Mi devo isolare dal mondo esterno e raccogliere in me stessa, svuotata al pensiero volontario, disancorata per quanto possibile dalla coscienza e dalle sue barriere.

Nel corpo, in cui mi immergo, nell'ascolto del respiro, del suo ritmo vivo - l’aria che entra e che esce regolando la vita (Psyché soffio in-spirato dall’esterno)- ritrovo il mio senso perduto di continuità.

Nel silenzio mi faccio innocente quando rinuncio a ogni sapere; mi chiudo separata a tessere intorno al vuoto un bozzolo che mi tiene nell’attesa. Così il mio vuoto si fa contenitore.

Annullate in questo modo le separazioni con l'esterno allora posso aprirmi e far entrare il mondo dentro di me. Non decido non scelgo. L'attenzione allargata, lascio il controllo. Credo sia quello che la Milner chiama "la resa creativa”.

Aguzzo i sensi, libera di lasciarmi penetrare e di accogliere il diverso, la “passività ricettiva” della Milner.

E' a questo punto che posso essere colpita.
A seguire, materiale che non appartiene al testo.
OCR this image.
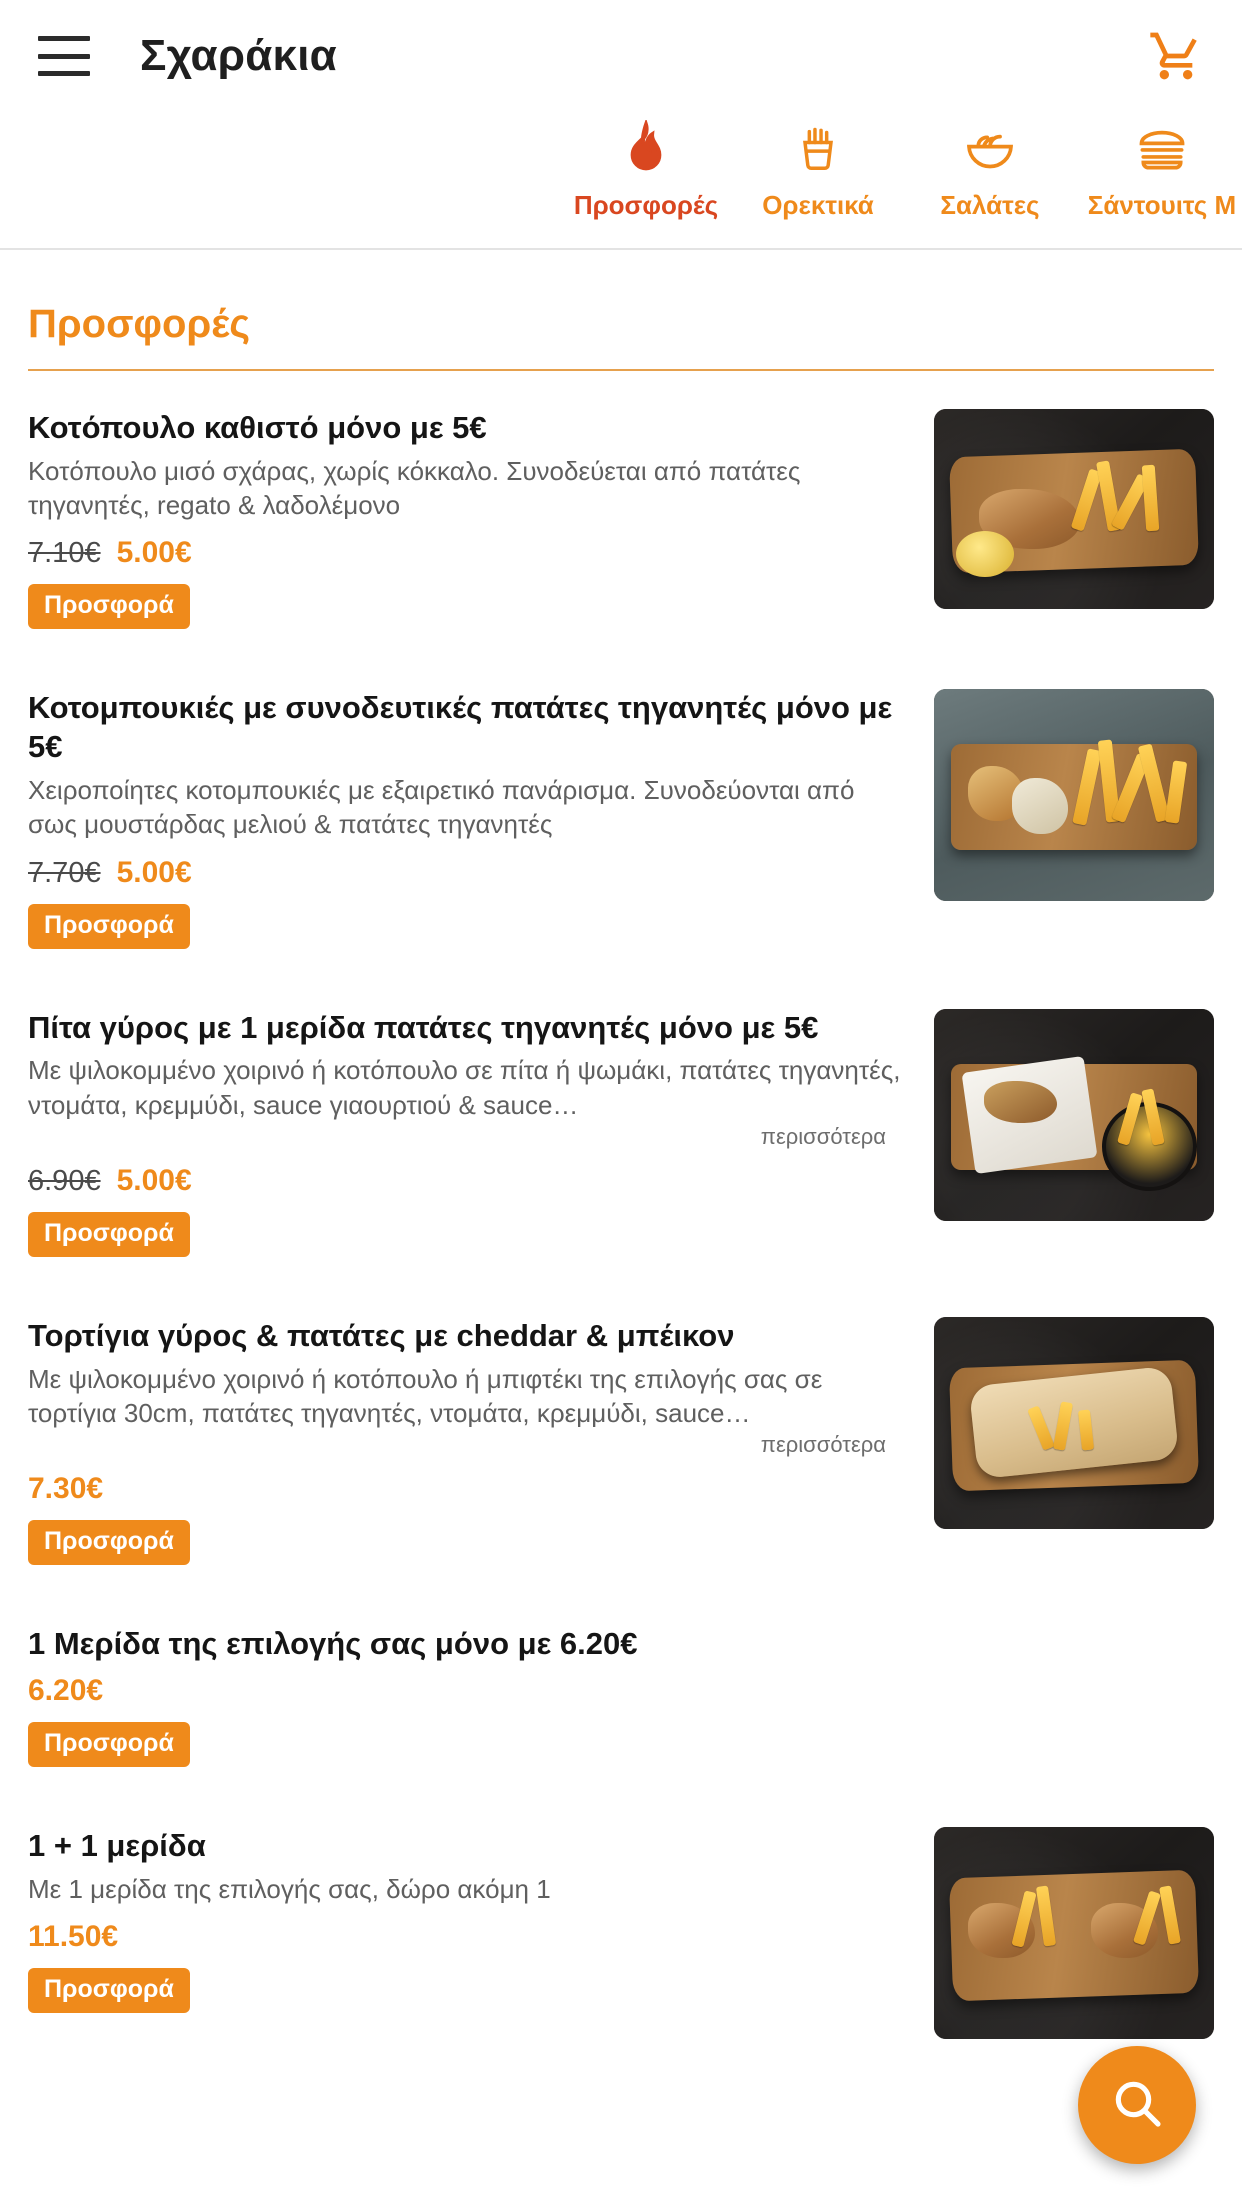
Σχαράκια
Προσφορές Ορεκτικά	Σαλάτες Σάντουιτς Μ
Προσφορές
Κοτόπουλο καθιστό μόνο με 5€
Κοτόπουλο μισό σχάρας, χωρίς κόκκαλο. Συνοδεύεται από πατάτες τηγανητές, regato & λαδολέμονο
7.10€ 5.00€
Προσφορά
Κοτομπουκιές με συνοδευτικές πατάτες τηγανητές μόνο με 5€
Χειροποίητες κοτομπουκιές με εξαιρετικό πανάρισμα. Συνοδεύονται από σως μουστάρδας μελιού & πατάτες τηγανητές
7.70€ 5.00€
Προσφορά
Πίτα γύρος με 1 μερίδα πατάτες τηγανητές μόνο με 5€
Με ψιλοκομμένο χοιρινό ή κοτόπουλο σε πίτα ή ψωμάκι, πατάτες τηγανητές, ντομάτα, κρεμμύδι, sauce γιαουρτιού & sauce…
περισσότερα
6.90€ 5.00€
Προσφορά
Τορτίγια γύρος & πατάτες με cheddar & μπέικον
Με ψιλοκομμένο χοιρινό ή κοτόπουλο ή μπιφτέκι της επιλογής σας σε τορτίγια 30cm, πατάτες τηγανητές, ντομάτα, κρεμμύδι, sauce…
περισσότερα
7.30€
Προσφορά
1 Μερίδα της επιλογής σας μόνο με 6.20€
6.20€
Προσφορά
1 + 1 μερίδα
Με 1 μερίδα της επιλογής σας, δώρο ακόμη 1
11.50€
Προσφορά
Uno stimolo fra tanti si fa strada, mi raggiunge e colpisce in modo speciale.

È un urto – una forma, una parola, un colore, un movimento mi coglie di sorpresa. È il corpo che è coinvolto. Uno stimolo si impone, a volte sottovoce.

Il mio vissuto è di non essere soggetto, piuttosto un’eco che risuona. Non decido, non scelgo. Accolgo quello che si fa sentire senza giudicare. Capisco il misterioso "senza memoria né desiderio" di Bion. Come dice Merleau-Ponty: “È falso dire: Io penso. Bisognerebbe dire: mi si pensa” (Phénoménologie de la perception, Gallimard, 1945).

È una chiamata, un’annunciazione.

IL PROCESSO CREATIVO: ATTIVITÀ

Essere colpita da uno stimolo accende la mia immaginazione e dà il via ad associazioni interne. Il momento estetico è un incontro, uno scambio fra due mondi, un transfert sulla realtà. La realtà esterna diventa la materia attraverso cui un pensiero ignoto e senza parola possa tradursi in immagine.

Ho imparato a riconoscere e afferrare l’emozione, quando improvvisamente una cosa sempre vista si fa ‘sentire’ (aisthesis) in modo nuovo, ho imparato ad accettare questo annuncio anche se può sembrare insignificante, a non lasciare che sbiadisca nell’impatto con la vita quotidiana, che soccomba all’autocritica e alla svalutazione. Invece mi metto al servizio, mi prendo cura, lo salvo. Richiede energia, coraggio, fiducia. Qui avviene il salto. Verso la rappresentazione.

Sento una tensione a creare, un bisogno di digerire, rielaborare l’emozione che si è fatta sentire.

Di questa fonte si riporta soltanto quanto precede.